Collectively addressing these interlinked challenges—of developing climate data generation, sharing and modelling capacity globally—is thus critical to fully harness big data for climate adaptation.
The WMO should accelerate its Global Basic Observing Network initiative spanning thousands of new weather stations alongside remote sensing platforms to close coverage gaps.

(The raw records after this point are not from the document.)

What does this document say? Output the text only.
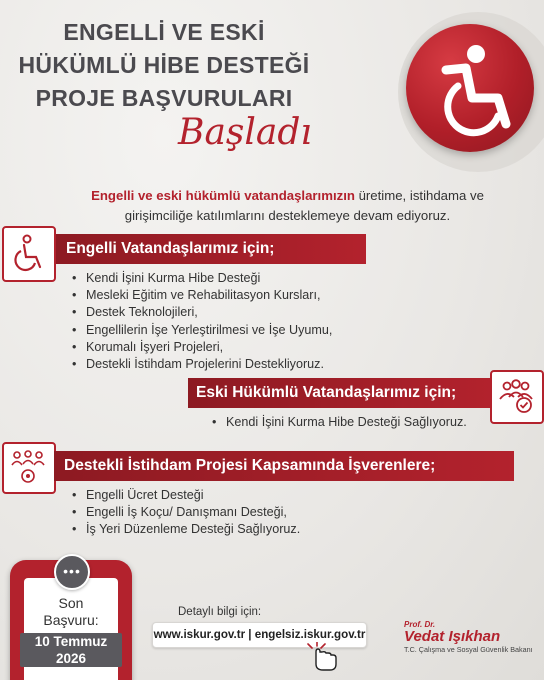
ENGELLİ VE ESKİ
HÜKÜMLÜ HİBE DESTEĞİ
PROJE BAŞVURULARI
Başladı
Engelli ve eski hükümlü vatandaşlarımızın üretime, istihdama ve
girişimciliğe katılımlarını desteklemeye devam ediyoruz.
Engelli Vatandaşlarımız için;
• Kendi İşini Kurma Hibe Desteği
• Mesleki Eğitim ve Rehabilitasyon Kursları,
• Destek Teknolojileri,
• Engellilerin İşe Yerleştirilmesi ve İşe Uyumu,
• Korumalı İşyeri Projeleri,
• Destekli İstihdam Projelerini Destekliyoruz.
Eski Hükümlü Vatandaşlarımız için;
• Kendi İşini Kurma Hibe Desteği Sağlıyoruz.
Destekli İstihdam Projesi Kapsamında İşverenlere;
• Engelli Ücret Desteği
• Engelli İş Koçu/ Danışmanı Desteği,
• İş Yeri Düzenleme Desteği Sağlıyoruz.
•••
Son
Başvuru:
10 Temmuz
2026
Detaylı bilgi için:
www.iskur.gov.tr | engelsiz.iskur.gov.tr
Prof. Dr.
Vedat Işıkhan
T.C. Çalışma ve Sosyal Güvenlik Bakanı
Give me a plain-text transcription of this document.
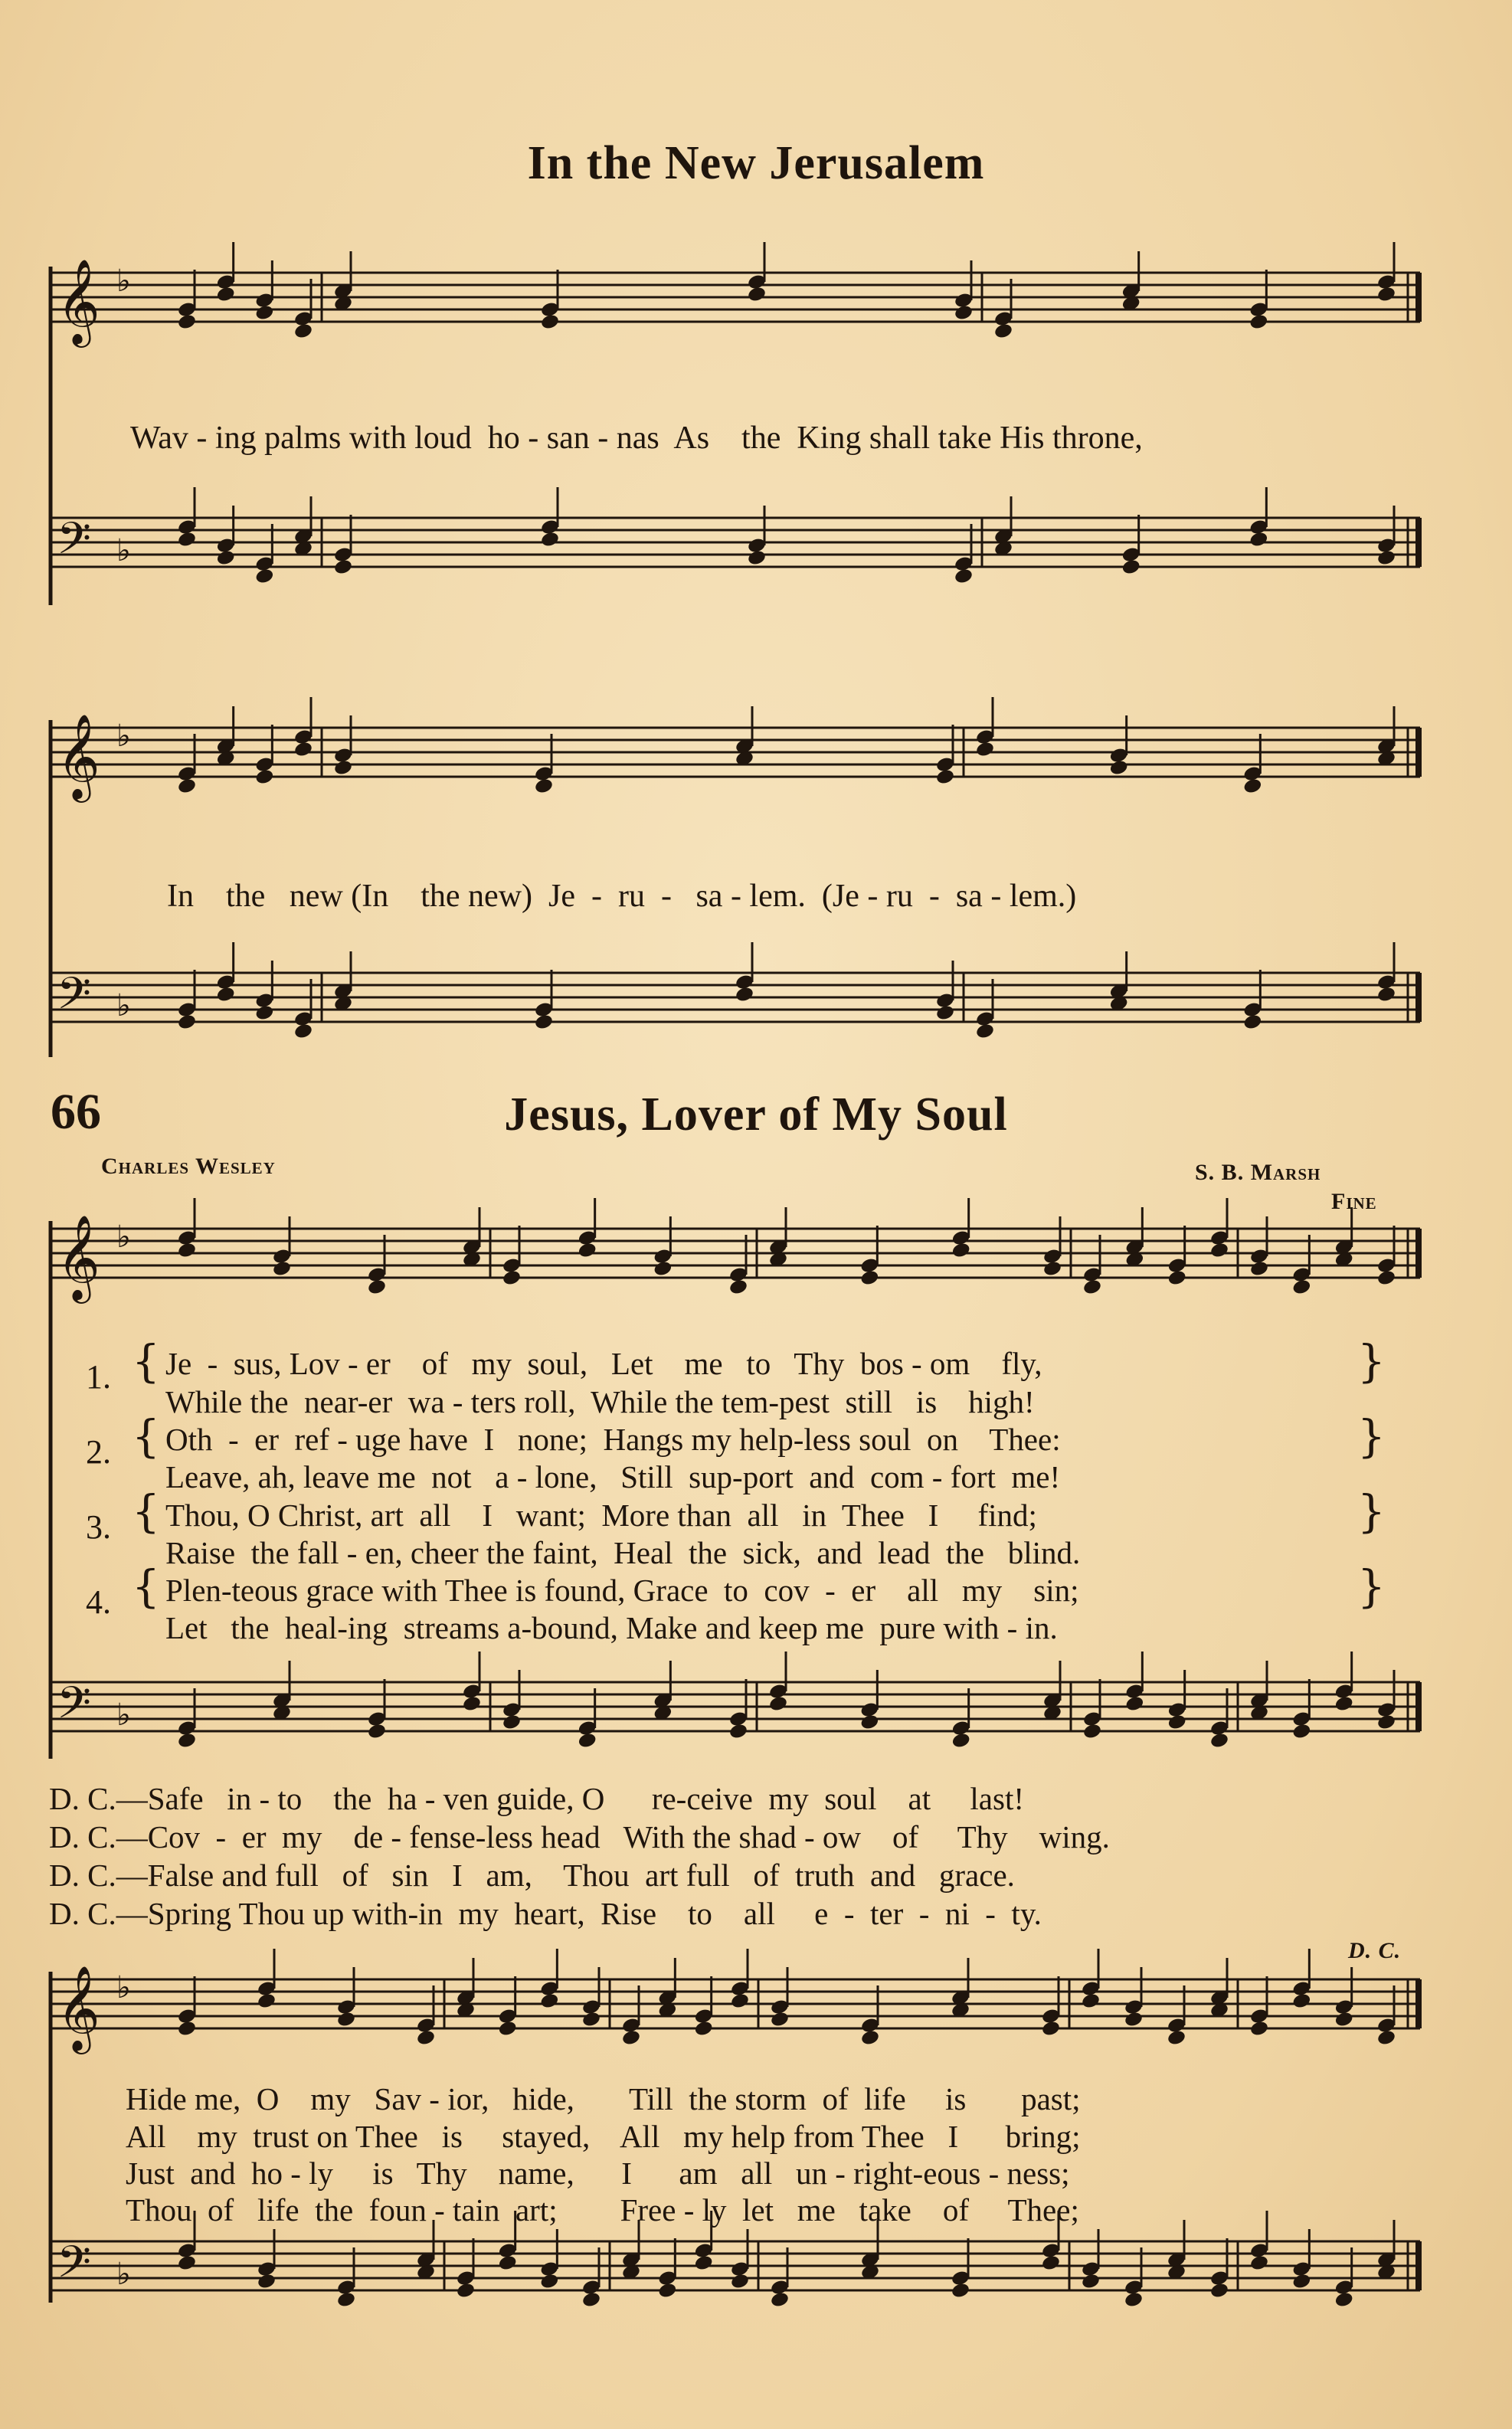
In the New Jerusalem
Wav - ing palms with loud  ho - san - nas  As    the  King shall take His throne,
In    the   new (In    the new)  Je  -  ru  -   sa - lem.  (Je - ru  -  sa - lem.)
66	Jesus, Lover of My Soul
Charles Wesley	S. B. Marsh
Fine
D. C.
1.
2.
3.
4.
{
{
{
{
}
}
}
}
Je  -  sus, Lov - er    of   my  soul,   Let    me   to   Thy  bos - om    fly,
While the  near-er  wa - ters roll,  While the tem-pest  still   is    high!
Oth  -  er  ref - uge have  I   none;  Hangs my help-less soul  on    Thee:
Leave, ah, leave me  not   a - lone,   Still  sup-port  and  com - fort  me!
Thou, O Christ, art  all    I   want;  More than  all   in  Thee   I     find;
Raise  the fall - en, cheer the faint,  Heal  the  sick,  and  lead  the   blind.
Plen-teous grace with Thee is found, Grace  to  cov  -  er    all   my    sin;
Let   the  heal-ing  streams a-bound, Make and keep me  pure with - in.
D. C.—Safe   in - to    the  ha - ven guide, O      re-ceive  my  soul    at     last!
D. C.—Cov  -  er  my    de - fense-less head   With the shad - ow    of     Thy    wing.
D. C.—False and full   of   sin   I   am,    Thou  art full   of  truth  and   grace.
D. C.—Spring Thou up with-in  my  heart,  Rise    to    all     e  -  ter  -  ni  -  ty.
Hide me,  O    my   Sav - ior,   hide,       Till  the storm  of  life     is       past;
All    my  trust on Thee   is     stayed,    All   my help from Thee   I      bring;
Just  and  ho - ly     is   Thy    name,      I      am   all   un - right-eous - ness;
Thou  of   life  the  foun - tain  art;        Free - ly  let   me   take    of     Thee;
𝄞 ♭
𝄢 ♭
𝄞 ♭
𝄢 ♭
𝄞 ♭
𝄢 ♭
𝄞 ♭
𝄢 ♭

Meanwhile governments must invest in climate data infrastructure and analytics skills development domestically through university partnerships and start-up incubators. Focused North-South-South cooperation can ensure big data enables climate resilience universally.
Conclusion
Overall, climate data science will only grow more indispensable, as these examples demonstrate. With unprecedented volumes of climate data on the horizon from satellites, IoT sensors and modelling ensembles, developing analytics to generate timely, robust and actionable climate insights emerges as a major research frontier. One requiring extensive collaboration across domains—from climate science and sustainability to data engineering and machine learning.
With the lifestyle of billions at risk from climate disruptions, we must tap the full potential of big data to prepare, adapt and accelerate climate change mitigation worldwide. The costs of inaction are too great.